Regional district adds WFN flag to boardroom
The flag of the Westbank First Nation now adorns the boardroom of the Regional District of Central Okanagan.
Featuring a coyote, a bear’s paw and Ogopogo, the flag was formally added to the Woodhaven Room at the regional district’s offices on KLO Road at the start of Monday’s meeting.
It was the idea of regional district chief administrator Brian Reardon to ask the WFN council if it would like its band flag to be added to the boardroom. The band agreed.
“This is just a delightful occasion,” said Tom Konek, a WFN band councillor who sits as a non-voting member of the regional board.
“Along this journey of mine, I get to see the calibre of leadership here,” Konek said. “It’s one of those moments I won’t forget.”

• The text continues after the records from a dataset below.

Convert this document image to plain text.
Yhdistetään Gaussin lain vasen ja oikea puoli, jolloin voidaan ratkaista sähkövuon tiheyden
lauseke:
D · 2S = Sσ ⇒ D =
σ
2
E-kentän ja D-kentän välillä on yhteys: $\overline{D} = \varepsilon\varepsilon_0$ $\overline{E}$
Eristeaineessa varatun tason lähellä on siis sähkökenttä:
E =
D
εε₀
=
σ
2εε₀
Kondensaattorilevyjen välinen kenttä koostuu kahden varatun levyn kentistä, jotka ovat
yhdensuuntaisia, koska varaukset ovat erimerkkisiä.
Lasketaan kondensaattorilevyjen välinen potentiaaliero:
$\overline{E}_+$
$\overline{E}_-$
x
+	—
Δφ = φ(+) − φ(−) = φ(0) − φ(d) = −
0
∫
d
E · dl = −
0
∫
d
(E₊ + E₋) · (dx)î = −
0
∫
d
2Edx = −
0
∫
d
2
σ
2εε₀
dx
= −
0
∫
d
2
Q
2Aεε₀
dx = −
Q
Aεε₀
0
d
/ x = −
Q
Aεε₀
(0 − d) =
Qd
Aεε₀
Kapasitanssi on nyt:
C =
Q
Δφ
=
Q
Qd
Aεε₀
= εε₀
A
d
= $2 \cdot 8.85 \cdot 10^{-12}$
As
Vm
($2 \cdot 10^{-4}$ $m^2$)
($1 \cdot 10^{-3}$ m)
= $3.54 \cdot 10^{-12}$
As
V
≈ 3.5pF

Regional board chairman Gail Given, also a City of Kelowna councillor, said the board agreed unanimously earlier this year to add the WFN flag to the Canadian flag, B.C. flag and regional district flag already installed in the meeting room.
“A flag is a sacred symbol, a source of pride, and holds great value and significance for those to whom it belongs,” Given said. “It displays to all a respect for ideas, ambitions and values of the organization or the people.”
Displaying the WFN flag in the boardroom, Given said, was an opportunity to further enhance what she said was the “long, special relationship and friendship” that exists between the regional district and the band.
Given tried to use the Aboriginal term for Ogopogo, N’ha-aitk, but acknowledged she stumbled over the pronunciation, adding with a laugh: “I’ve been practising for four years. You think I’d get that right.”
Last September, board members voted to begin all their meetings with an acknowledgement they were gathering on the traditional territory of the Syilx nation.
Twelve politicians from Kelowna, West Kelowna, Lake Country, Peachland and rural areas sit on the regional board.
The regional district provides services such as dog control, 911 and regional parks, as well as some planning services for rural areas outside Central Okanagan municipalities. It does not have any jurisdiction over the Westbank First Nation, which has its own system of self-government.
Neither the Canadian flag nor the B.C. flag flies outside the WFN administration offices.